Ravi Talpe, president, Adivasi Sanghatna Federation, feared that he may have lost 35 close relatives. “My sister was married in that village 13 years back. But she had been staying in Pune and her husband had gone to Solapur…I don’t think there is any chance of survival in the huge mound of mud,” said Talpe, an activist.
His sister Jaishree Dhangat said, “I have been trying to get to the area since morning, but have not been successful. I am stuck in Dimbe dam area…” she said. Talpe said in some way or the other, all the villagers were related to him. “In the past, no such incident had ever happened in the village. This came suddenly and without warning. Most of the villagers were either farmers or farm hands,” he said.

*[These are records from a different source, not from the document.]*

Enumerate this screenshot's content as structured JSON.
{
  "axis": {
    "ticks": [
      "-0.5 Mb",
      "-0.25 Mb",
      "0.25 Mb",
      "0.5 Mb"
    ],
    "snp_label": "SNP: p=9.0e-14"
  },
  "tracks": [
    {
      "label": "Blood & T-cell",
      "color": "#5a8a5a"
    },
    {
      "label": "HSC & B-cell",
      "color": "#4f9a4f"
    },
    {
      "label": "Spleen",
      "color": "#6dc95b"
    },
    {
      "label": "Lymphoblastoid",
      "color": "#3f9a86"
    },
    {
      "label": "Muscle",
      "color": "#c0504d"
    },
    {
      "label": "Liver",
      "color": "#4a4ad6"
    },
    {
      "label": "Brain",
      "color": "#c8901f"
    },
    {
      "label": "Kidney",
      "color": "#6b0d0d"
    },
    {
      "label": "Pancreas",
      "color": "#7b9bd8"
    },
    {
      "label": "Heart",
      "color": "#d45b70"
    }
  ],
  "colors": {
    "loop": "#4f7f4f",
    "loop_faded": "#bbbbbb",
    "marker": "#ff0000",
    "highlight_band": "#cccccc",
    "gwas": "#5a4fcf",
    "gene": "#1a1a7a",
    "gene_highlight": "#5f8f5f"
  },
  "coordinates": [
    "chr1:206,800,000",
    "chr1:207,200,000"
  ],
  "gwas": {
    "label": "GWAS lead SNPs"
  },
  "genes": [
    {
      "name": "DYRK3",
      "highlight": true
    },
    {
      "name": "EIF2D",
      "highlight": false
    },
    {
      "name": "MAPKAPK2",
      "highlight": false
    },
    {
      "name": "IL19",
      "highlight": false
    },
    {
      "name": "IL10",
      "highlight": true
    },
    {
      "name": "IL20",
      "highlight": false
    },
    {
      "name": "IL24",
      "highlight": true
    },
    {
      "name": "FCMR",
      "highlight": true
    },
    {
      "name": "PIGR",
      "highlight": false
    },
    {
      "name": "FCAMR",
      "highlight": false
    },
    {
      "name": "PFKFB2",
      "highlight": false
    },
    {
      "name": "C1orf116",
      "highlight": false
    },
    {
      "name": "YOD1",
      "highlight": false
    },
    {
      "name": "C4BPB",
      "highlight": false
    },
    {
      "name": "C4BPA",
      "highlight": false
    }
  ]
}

Kailas Murmure was seen walking 20 km from the Dimbe dam to reach the village to get news of his sister and brother-in-law. “The police are not allowing any vehicles to pass beyond Dimbe dam and there is no other way but walk the distance. The remote village catches no mobile signals, so I have not been able to get any news,” he said. Murmure’s sister and brother-in-law were in Pune and had rushed to the spot after hearing the news. Another youth who was walking to the village said his 65-year-old aunt and her 25-year-old son stayed in the village.
“Last time I met them was about two months back. Since there is no connectivity in the village, I could not speak to them for two months,” he said. “From information I am getting from people who reached the site, I don’t think they will be alive,” he said.
The district administration apparently woke up late, as a huge crowd in an array of vehicles had already descended at the spot, leading to a 10-km traffic snarl. The ambulances found it difficult to cut through traffic and carry the injured to the nearest hospital in Machar, about 60 km away. Also, too many ambulances rushed to the site, but the district administration said they had not requisitioned all of them. “I think several of them from voluntary organisations rushed to the spot after hearing of the tragedy.”
Meanwhile, Tribal Welfare Minister Madhurkar Picchad said he would ask the authorities to take steps to evacuate the villages near hill tops or hill slopes.
Located at 619 metres above mean sea level, the village is accessible only through a small hilly road. Due to the sudden influx of vehicles, including ambulances and police vehicles, the road was clogged, which led the district police to stop entry of vehicles at various points. Only vehicles carrying aid or rescue personnel or ministers were allowed. Many relatives were seen begging for rides to the village. As per the police, due to the traffic snarl, majority of vehicles were stuck 5 km outside the village.
Picchad said he would talk to the authorities to evacuate the villages on the hill top or hill slopes of the area.
“There are around four to five such villages and they have to be evacuated to prevent any such tragedy,” he said.
First to reach village, bus driver alerted others
After the landslide in Malin village, the first to reach it from outside was a Maharashtra State Road Transport Corporation (MSRTC) bus driver. He reached the reached village around 8 in the morning on Wednesday. The driver, Rajendra Kale, reported the incident to his depot and later the local police and district administration were informed.
The bus from the Narayangaon Depot of the MSRTC makes the trip from Manchar town to Ahupe village which is located in Bhimashankar wildlife sanctuary. The bus has a stop at Malin village.
According to local police, when the bus came to Malin village, Kale could see that the approach road to the village, between two hills was blocked by debris from the landslide.
The entire western side of the village could not be seen.
Kale first called the bus depot and told them about the calamity. By 9 am, the local police and district administration was informed about the incident.
By then some villagers from neighbouring villages reached Malin for help. NDRF was informed around 10 am and by around 12 noon their teams had reached the spot.